TRIBUNNEWS.COM - Ketua MUI Sukoharjo, Drs K H Abd. Faishol, M Hum berharap masjid menjadi sebagai salah satu cara untuk memoderasikan agama.
Hal tersebut ia sampaikan saat gelaran Sarasehan Takmir Masjid Solo Raya bertema Masjid Merdeka (Moderat dan Berwawasan Kebangsaan), Selasa (3/11/2020).
Faishol melihat akhir-akhir ini masjid kian berada dalam tantangan ektremisme.
Menurutnya, gejalanya dapat dilihat dari pergeseran yang biasanya masjid hanya menjalankan ritual keagamaan dan harmonisasi sosial, kini bergeser pada ideologisasi politik dan Islam transnasional.
Baca juga: Komisi Fatwa MUI Ingatkan Pentingnya Penuhi Hak Jenazah Muslim yang Terpapar Covid-19
Baca juga: MUI Ajak Umat Islam di Indonesia Boikot Semua Produk asal Prancis
“Praksisnya, gerakan ideologis masjid dan Islam transnasional seperti berdirinya halaqah-halaqah dan kritik miring terhadap ulama-ulama alim Nusantara dan dunia,” katanya dalam keterangan tertulis yang diterima Tribunnews.
Faishol menilai, seringkali melakukan takfiri, musyrik, bid’ah dan melakukan garis damarkasi dengan yang mereka anggap menyimpang.
Maka ia berharap, takmir-takmir masjid ini sebagai pemegang otoritas keagamaan kultural di tengah masyarakat Solo Raya, dapat menukangi pemahaman dan sikap ekstremisme itu.
“Caranya, takmir-takmir masjid Se-Solo Raya kompak melakukan kontra narasi dalam ekspresi keagamaan dan melakukan pemberdayaan sosial,” imbuhnya.

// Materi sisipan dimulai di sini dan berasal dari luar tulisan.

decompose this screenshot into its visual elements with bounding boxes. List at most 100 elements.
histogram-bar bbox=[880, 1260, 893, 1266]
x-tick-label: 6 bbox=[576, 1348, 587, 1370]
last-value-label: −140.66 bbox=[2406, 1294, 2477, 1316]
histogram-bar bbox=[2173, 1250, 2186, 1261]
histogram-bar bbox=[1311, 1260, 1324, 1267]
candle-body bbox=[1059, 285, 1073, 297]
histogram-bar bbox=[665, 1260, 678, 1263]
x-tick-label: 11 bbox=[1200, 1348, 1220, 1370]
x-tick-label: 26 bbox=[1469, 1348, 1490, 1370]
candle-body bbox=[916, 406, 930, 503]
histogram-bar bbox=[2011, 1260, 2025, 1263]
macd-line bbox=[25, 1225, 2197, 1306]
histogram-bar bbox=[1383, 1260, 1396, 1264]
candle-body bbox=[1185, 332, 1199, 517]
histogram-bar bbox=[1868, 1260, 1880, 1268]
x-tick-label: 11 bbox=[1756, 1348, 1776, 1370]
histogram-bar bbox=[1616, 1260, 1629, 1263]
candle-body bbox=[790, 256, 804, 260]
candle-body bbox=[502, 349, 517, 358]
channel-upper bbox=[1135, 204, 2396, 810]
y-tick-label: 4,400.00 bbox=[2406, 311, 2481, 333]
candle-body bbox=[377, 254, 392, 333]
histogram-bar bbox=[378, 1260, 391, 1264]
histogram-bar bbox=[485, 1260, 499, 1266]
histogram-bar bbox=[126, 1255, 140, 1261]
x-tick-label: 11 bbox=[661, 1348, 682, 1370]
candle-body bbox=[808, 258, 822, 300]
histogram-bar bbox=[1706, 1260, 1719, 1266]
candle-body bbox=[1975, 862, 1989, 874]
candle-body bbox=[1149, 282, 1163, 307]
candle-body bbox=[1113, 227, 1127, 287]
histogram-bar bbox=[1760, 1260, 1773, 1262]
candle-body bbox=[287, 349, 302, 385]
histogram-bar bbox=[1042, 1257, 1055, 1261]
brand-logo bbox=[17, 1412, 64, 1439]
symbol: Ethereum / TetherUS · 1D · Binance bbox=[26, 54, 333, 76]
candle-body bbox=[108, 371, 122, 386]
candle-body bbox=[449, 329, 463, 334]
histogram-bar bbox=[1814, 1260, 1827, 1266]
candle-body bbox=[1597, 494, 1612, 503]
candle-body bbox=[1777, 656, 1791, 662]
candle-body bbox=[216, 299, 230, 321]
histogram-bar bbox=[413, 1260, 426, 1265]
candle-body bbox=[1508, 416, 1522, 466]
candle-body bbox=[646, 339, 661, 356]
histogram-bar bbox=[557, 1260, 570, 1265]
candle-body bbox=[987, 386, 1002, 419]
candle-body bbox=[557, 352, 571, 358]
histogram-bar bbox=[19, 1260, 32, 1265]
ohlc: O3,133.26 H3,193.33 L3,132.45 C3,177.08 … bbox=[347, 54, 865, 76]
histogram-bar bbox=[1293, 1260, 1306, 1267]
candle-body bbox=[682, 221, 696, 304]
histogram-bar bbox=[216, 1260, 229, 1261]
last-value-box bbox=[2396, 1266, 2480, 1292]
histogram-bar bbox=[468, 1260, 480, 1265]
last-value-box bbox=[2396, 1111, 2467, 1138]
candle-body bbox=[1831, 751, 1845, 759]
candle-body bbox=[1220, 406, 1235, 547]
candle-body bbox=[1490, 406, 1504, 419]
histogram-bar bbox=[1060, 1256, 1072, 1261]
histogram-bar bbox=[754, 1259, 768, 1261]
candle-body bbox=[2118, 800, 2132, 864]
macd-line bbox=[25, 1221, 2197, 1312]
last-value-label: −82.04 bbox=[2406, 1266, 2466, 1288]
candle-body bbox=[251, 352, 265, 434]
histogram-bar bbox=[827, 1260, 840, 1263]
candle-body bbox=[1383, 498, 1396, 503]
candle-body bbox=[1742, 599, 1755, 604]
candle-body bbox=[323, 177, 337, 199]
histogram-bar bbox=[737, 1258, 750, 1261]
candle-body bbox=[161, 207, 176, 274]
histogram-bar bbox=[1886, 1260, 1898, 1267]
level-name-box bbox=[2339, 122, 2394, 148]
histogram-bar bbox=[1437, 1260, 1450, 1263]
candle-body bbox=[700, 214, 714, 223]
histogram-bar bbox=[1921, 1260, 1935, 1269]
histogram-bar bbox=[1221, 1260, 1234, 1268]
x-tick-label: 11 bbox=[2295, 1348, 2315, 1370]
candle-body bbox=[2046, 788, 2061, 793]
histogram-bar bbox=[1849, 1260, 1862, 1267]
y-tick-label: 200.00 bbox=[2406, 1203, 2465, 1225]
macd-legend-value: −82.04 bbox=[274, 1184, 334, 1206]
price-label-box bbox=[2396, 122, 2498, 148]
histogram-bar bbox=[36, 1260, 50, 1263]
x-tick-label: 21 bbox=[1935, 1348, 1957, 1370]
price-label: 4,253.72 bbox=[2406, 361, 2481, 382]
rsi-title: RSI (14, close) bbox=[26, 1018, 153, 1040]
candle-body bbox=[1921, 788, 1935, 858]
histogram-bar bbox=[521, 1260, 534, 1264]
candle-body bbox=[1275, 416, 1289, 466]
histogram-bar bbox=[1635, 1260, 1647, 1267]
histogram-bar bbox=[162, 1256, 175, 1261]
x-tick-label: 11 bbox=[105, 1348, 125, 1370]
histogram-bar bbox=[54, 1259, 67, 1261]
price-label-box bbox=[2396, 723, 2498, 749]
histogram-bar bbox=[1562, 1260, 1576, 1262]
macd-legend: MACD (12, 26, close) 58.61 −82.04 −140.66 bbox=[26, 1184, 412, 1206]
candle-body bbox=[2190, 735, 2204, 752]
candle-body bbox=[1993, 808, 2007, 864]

Faishol melanjutkan, narasi-narasi dan wacana-wacana seperti jihad, penegakan syariat, dan wacana islamisme, termasuk kritik keras terhadap kebijakan pemerintah, dapat diarahkan ke jalan tengah dan pas dalam konteks keagamaan dan kewarganegaraan di Indonesia, khususnya di Solo Raya.
Dengan memperdalam keislaman dan mengetahui seluk beluk baik dalam hal naqli (tatharuf dan tasyadud) dan aqli (tasahul dan tatharuf), maka dapat meningkatkan pengetahuan genealogis ajaran agama dan sosial kemasyarakatannya.
Lebih jauh dari itu, Faishol menyebut takmir masjid sebagai orang yang paham agama dapat mengkomparasikan dalil naqli dan aqli dengan waqli yaitu nalar dan sikap (tawassuth, tawazun, tasamuh) itu untuk dijadikan konsep jalan keagamaan dan kemasyarakatan.
Baca juga: Isu Boikot Produk Perancis Menggema, MUI Minta Masyarakat Tidak Terprovokasi
Baca juga: MUI Kecam Macron, Seruan Boikot Produk Prancis di Negara-negara Arab
"Apabila hal di atas dapat diakukan, inysaallah keagamaan, kewarganegaraan, dan keindonesiaan berjalan dengan damai."
"Kesadaran itu, akan melahirkan manusia, agama, dan budaya yang rahmat atau maslahat kepada seluruh alam," ucap Faishol.
Terakhir Faishol berharap dan menginginkan peran masjid dapat dikembalikan kembali pada fungsinya, yakni:
1. Sebagai sarana ritual (ibadah mahdhah, salat berjamaah).
2. pendidikan rakyat (pengadaan pengajian rutin dan temporal).
3. pendidikan formal (pengadaan TPQ, Diniyah, Sekolah, Pesantren).
4. Sosial Ekonomi (pengadaan santunan pada fakir miskin, simpan pinjam dan lain sebagainya).
5. Sosial budaya (mengadakan pengembangan seni dan budaya di masyarakat).
6. Politik kebangsaan (menanamkan cinta kebangsaan untuk membangun wawasan kebangsaan yang moderat.
"Akhirnya, bila ini dapat dilakukan dan digerakkan takmir-takmir masjid, masjid bukan hanya sebagai tempat ritual, tetapi juga dapat menerangi gulita umat, protektif, produktif, bahkan developmental," tandas Faishol.